Studio album by Legendary Shack Shakers
- Released: 2004
- Recorded: 2004, Roswell East Studios, Nashville, Tennessee
- Genre: Cowpunk; psychobilly;
- Length: 35:01
- Label: YepRoc
- Producer: J.D. Wilkes Mark Robertson

Legendary Shack Shakers chronology
| Cockadoodledon't (2003) | Believe (2004) | Pandelirium (2006) |

= Believe (Th' Legendary Shack Shakers album) =

Believe is the fourth studio album by American rock band Legendary Shack Shakers, released in 2004. This album, along with Pandelirium (2006) and Swampblood (2007), form a trilogy of albums referred to as the "Tentshow Trilogy" by the band.

== Musical style ==

According to AllMusic, Believe sees the Legendary Shack Shakers "adding a few more flavors to their usual gumbo of country, blues, rockabilly, and punk". Pitchfork felt that the album was "Southern Baptist imagery meets klezmer/rockabilly" and described the album's music as "cowpunk/psychobilly that deals in quasi-religious/sacreligious [sic] vagaries". PopMatters wrote regarding the album's style, "No doubt some bluegrass or rockabilly purists will find Believe's hyper-menacing flirtations to be sacrilege, but that’s kind of the point.

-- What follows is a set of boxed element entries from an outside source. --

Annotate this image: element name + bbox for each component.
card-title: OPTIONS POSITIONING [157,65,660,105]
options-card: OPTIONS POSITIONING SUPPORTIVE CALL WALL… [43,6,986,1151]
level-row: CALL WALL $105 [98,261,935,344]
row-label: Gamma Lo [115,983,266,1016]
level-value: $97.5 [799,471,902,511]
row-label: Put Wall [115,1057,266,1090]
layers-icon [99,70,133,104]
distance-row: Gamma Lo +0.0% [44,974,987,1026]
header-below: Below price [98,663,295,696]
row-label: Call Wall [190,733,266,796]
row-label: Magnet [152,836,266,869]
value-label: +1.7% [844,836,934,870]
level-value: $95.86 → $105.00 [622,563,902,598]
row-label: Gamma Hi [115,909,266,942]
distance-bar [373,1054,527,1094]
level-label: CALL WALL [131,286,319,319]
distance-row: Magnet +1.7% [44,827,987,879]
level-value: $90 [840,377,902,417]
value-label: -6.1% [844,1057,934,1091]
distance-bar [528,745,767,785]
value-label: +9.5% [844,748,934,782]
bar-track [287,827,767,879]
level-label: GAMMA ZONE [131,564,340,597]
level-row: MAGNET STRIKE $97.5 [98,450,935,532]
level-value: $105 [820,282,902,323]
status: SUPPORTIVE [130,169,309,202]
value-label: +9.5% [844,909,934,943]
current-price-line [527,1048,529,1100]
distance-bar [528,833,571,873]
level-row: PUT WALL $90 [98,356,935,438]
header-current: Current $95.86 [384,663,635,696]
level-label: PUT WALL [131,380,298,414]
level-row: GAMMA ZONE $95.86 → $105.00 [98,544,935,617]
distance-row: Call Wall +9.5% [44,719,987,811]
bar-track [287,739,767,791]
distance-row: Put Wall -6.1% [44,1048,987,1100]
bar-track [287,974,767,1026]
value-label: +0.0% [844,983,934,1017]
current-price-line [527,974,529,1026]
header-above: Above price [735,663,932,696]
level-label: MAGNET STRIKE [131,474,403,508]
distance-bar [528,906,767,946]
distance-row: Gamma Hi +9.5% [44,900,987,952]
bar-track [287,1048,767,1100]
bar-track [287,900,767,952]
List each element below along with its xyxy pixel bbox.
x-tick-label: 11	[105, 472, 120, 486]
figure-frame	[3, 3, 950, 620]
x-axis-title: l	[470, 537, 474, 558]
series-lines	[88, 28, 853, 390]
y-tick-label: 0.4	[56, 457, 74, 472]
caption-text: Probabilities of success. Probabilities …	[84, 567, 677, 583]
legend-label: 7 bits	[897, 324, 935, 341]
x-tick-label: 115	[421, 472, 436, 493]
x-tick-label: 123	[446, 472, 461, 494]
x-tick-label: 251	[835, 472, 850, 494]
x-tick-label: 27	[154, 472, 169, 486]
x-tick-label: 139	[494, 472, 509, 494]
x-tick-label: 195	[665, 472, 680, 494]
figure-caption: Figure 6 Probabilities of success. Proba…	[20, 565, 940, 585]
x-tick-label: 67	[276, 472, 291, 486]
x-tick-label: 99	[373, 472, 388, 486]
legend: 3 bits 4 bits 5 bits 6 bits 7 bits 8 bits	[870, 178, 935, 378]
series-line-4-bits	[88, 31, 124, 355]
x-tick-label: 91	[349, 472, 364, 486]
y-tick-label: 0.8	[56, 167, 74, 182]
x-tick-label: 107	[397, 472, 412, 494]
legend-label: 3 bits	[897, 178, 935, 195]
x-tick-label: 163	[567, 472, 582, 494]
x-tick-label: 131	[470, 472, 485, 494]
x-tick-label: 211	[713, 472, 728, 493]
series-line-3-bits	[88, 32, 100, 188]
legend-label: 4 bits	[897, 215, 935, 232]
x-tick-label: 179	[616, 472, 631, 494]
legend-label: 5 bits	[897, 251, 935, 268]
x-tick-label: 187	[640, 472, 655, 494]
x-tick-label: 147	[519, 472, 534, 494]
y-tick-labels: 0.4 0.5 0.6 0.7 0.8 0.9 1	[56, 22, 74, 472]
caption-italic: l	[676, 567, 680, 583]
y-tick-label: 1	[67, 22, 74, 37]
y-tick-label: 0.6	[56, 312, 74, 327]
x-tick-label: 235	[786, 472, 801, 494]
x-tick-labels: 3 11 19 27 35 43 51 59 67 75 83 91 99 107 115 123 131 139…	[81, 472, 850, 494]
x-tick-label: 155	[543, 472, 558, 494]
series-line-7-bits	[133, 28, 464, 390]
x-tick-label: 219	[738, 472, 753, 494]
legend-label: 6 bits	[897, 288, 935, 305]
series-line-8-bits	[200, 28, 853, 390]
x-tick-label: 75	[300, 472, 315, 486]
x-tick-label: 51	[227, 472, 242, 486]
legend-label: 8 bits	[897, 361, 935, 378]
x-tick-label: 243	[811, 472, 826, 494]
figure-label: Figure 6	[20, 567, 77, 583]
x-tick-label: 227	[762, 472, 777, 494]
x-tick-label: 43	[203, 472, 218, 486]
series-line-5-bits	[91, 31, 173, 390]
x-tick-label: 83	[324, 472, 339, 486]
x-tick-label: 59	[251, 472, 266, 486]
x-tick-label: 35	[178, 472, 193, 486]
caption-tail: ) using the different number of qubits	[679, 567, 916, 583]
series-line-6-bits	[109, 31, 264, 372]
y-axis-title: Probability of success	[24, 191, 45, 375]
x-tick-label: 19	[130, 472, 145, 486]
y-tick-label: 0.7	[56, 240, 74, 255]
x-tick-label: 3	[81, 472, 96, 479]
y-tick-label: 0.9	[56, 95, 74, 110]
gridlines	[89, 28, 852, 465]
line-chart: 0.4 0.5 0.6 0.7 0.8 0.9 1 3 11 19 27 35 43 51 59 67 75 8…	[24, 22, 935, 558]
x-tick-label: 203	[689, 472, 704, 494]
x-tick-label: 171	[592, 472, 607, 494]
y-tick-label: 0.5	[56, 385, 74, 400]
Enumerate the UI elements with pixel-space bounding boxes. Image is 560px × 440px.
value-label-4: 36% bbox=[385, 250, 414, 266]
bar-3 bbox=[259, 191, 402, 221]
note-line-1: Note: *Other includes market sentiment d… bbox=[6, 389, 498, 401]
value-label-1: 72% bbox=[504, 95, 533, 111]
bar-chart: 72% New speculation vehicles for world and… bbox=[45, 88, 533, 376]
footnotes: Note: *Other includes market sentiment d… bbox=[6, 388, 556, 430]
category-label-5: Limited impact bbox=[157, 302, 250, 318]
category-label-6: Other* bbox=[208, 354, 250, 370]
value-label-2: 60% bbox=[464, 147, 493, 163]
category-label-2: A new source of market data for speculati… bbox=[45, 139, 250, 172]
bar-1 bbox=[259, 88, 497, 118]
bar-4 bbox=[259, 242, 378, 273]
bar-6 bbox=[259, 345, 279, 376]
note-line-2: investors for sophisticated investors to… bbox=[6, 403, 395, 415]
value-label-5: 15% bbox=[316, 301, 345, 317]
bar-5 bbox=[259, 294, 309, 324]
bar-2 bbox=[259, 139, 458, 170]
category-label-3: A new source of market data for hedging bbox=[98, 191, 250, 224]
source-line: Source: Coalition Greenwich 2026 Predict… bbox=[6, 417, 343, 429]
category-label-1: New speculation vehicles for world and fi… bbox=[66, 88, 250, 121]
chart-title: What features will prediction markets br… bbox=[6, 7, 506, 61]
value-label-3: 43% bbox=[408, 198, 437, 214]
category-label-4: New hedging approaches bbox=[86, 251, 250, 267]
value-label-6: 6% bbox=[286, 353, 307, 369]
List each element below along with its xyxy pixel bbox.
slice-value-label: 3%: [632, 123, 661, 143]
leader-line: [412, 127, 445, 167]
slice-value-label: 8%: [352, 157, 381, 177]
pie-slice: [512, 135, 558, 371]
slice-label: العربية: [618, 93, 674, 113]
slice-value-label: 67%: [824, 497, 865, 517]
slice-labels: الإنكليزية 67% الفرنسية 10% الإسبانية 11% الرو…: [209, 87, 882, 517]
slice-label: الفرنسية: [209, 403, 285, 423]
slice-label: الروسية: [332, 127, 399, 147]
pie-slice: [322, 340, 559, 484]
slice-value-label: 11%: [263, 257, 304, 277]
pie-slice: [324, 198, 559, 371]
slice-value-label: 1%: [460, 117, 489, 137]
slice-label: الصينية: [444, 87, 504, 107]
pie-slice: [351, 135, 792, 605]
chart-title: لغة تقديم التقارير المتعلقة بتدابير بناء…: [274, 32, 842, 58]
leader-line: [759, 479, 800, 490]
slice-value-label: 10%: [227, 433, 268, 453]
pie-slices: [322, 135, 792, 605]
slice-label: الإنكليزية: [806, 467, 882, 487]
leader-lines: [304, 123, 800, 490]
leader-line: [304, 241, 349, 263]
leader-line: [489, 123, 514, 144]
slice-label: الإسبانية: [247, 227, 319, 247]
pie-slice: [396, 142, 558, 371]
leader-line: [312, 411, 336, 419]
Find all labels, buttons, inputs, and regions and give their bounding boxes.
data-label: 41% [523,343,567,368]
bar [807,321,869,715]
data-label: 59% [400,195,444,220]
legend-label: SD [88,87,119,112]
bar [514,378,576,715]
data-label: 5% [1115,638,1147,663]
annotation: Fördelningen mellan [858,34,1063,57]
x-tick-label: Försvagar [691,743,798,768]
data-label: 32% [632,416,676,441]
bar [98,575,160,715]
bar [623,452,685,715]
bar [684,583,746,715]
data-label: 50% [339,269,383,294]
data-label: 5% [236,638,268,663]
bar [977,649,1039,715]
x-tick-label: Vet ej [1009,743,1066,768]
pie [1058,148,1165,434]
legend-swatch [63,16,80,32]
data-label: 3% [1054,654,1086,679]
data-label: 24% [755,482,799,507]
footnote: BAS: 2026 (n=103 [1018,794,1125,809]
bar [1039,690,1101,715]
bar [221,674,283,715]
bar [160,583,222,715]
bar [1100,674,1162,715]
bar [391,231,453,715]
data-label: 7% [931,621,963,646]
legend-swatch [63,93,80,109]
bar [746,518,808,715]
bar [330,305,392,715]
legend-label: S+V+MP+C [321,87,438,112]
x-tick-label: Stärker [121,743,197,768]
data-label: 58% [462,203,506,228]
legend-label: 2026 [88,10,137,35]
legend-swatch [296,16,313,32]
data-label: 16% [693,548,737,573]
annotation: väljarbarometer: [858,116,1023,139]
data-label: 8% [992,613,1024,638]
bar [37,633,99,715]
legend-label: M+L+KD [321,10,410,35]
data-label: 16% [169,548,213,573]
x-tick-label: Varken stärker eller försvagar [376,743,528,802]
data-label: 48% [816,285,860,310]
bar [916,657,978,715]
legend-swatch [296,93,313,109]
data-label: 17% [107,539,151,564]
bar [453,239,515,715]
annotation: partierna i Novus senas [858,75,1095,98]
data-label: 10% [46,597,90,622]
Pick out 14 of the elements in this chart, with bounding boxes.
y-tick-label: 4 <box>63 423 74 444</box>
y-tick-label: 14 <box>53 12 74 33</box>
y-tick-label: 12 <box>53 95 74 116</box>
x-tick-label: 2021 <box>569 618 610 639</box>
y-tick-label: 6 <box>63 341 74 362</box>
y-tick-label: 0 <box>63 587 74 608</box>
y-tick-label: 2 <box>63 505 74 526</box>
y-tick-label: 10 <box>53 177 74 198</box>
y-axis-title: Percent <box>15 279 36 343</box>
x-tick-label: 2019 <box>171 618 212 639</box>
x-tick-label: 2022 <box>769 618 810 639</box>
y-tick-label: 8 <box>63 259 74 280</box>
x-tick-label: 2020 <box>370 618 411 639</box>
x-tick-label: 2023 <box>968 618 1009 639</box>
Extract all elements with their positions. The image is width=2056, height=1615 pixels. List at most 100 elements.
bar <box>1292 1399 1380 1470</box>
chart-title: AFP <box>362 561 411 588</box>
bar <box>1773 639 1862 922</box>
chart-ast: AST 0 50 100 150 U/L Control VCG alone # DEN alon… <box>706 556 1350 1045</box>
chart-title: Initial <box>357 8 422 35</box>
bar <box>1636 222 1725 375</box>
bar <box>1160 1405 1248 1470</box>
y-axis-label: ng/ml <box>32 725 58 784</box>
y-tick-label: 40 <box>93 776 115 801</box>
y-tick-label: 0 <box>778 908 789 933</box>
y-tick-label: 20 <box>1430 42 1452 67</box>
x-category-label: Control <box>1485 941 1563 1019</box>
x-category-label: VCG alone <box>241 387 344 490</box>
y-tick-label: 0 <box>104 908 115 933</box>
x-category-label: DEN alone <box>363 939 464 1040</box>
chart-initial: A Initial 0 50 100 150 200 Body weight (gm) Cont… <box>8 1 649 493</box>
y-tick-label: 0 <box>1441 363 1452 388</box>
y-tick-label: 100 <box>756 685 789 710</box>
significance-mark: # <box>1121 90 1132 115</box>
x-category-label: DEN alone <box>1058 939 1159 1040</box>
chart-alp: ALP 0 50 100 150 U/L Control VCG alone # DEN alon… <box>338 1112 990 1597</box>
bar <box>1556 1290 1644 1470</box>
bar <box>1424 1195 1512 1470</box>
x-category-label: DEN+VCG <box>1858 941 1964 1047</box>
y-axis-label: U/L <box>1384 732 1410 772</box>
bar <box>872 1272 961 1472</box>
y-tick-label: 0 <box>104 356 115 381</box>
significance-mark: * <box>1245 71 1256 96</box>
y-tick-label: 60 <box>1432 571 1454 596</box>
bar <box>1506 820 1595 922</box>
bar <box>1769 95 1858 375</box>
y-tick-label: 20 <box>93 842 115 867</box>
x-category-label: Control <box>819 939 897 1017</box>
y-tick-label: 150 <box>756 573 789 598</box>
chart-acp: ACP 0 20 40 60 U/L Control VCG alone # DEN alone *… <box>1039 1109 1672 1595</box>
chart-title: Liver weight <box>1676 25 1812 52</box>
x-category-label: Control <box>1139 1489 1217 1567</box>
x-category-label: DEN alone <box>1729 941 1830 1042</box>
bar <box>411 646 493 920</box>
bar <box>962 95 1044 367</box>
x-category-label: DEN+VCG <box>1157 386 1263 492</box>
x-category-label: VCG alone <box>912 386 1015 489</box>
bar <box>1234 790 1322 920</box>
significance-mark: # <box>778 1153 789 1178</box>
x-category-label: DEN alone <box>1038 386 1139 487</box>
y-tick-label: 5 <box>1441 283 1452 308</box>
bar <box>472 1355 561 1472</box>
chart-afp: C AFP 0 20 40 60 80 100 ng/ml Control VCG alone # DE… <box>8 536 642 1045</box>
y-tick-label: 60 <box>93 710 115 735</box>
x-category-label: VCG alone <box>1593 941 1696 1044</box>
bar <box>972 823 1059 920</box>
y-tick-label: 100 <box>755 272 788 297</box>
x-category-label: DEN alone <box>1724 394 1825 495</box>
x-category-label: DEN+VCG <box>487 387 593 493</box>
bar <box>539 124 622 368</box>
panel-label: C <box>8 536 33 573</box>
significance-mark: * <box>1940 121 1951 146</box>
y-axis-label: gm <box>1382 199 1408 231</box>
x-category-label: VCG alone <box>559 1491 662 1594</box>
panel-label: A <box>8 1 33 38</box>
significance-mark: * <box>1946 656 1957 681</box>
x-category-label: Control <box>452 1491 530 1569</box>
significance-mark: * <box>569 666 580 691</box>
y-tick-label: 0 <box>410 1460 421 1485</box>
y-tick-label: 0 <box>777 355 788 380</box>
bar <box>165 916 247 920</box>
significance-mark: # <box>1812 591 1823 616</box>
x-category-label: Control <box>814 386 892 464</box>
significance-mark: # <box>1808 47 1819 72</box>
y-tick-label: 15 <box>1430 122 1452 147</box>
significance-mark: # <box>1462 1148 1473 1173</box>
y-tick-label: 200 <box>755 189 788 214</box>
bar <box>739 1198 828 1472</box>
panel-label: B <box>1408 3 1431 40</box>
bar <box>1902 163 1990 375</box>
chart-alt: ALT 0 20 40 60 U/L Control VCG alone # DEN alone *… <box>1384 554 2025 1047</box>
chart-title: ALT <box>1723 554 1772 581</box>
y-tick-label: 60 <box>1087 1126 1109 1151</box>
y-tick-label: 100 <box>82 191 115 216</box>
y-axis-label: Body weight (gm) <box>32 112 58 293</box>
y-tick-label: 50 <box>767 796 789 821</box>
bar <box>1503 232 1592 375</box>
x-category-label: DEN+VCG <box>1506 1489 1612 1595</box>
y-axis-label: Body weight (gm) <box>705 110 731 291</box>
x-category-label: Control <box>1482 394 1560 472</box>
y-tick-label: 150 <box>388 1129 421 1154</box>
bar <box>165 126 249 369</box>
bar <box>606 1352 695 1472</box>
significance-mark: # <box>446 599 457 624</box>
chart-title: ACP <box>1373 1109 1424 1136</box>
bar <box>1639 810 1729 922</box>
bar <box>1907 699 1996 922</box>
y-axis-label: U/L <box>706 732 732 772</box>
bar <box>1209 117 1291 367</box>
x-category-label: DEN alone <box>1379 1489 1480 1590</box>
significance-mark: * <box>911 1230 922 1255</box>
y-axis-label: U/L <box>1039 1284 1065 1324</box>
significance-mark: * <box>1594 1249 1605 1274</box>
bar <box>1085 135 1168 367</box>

To hell with traditions and placated expectations! This ain’t yer daddy’s rockabilly."

Believe, along with Pandelirium (2006) and Swampblood (2007), form a trilogy of albums referred to as the "Tentshow Trilogy" by the band.

== Reception ==

Believe was favourably reviewed by Zeth Lundy of PopMatters, who concluded, "The next time you take the O Brother, Where Art Thou? soundtrack from the stereo, pining for some oomph to your Americana, reach for Th’ Legendary Shack Shakers. “Colonel” J.D. Wilkes calls himself a jumpin’ jimdaddy, and before long, you will too." Ben Donnelly of Dusted magazine reviewed the album and commented that "Translating this band's strengths to record will probably always be a challenge. ... Still, they make the most of the challenge."

Professional ratings
Review scores
| Source | Rating |
| Allmusic |  |

== Track listing ==
All songs written by J. D. Wilkes except where noted
1. "Agony Wagon" – 2:57
2. "Creek Cats" – 3:21
3. "Where's the Devil... When You Need Him?" – 2:59
4. "Piss and Vinegar" – 2:46
5. "County of Graves" – 3:45
6. "All my Life to Kill" – 3:03
7. "Cussin' in Tongues" – 2:45
8. "Help Me" – 3:47 (Sonny Boy Williamson II)
9. "Bible Cyst" – 2:55
10. "The Pony to Bet on" – 3:28
11. "Fistwhistle Boogie" – 2:22
12. "Misery Train" – 1:01

== Personnel ==

- J.D. Wilkes - vocals, Harmonica, piano, Wurlitzer Piano, Toy Piano, Wind-up monkey, See 'n Say
- Mark Robertson - Guitar, Double Bass, Bass guitar
- Paulie Simmons - drums
- DavidLee - Acoustic Guitar, electric guitar

Additional personnel include: Jordan Richter, Nick Kane (guitar), Fats Kaplan (banjo, fiddle, accordion), Donnie Herron (fiddle), Jim Hoke (clarinet, saxophone).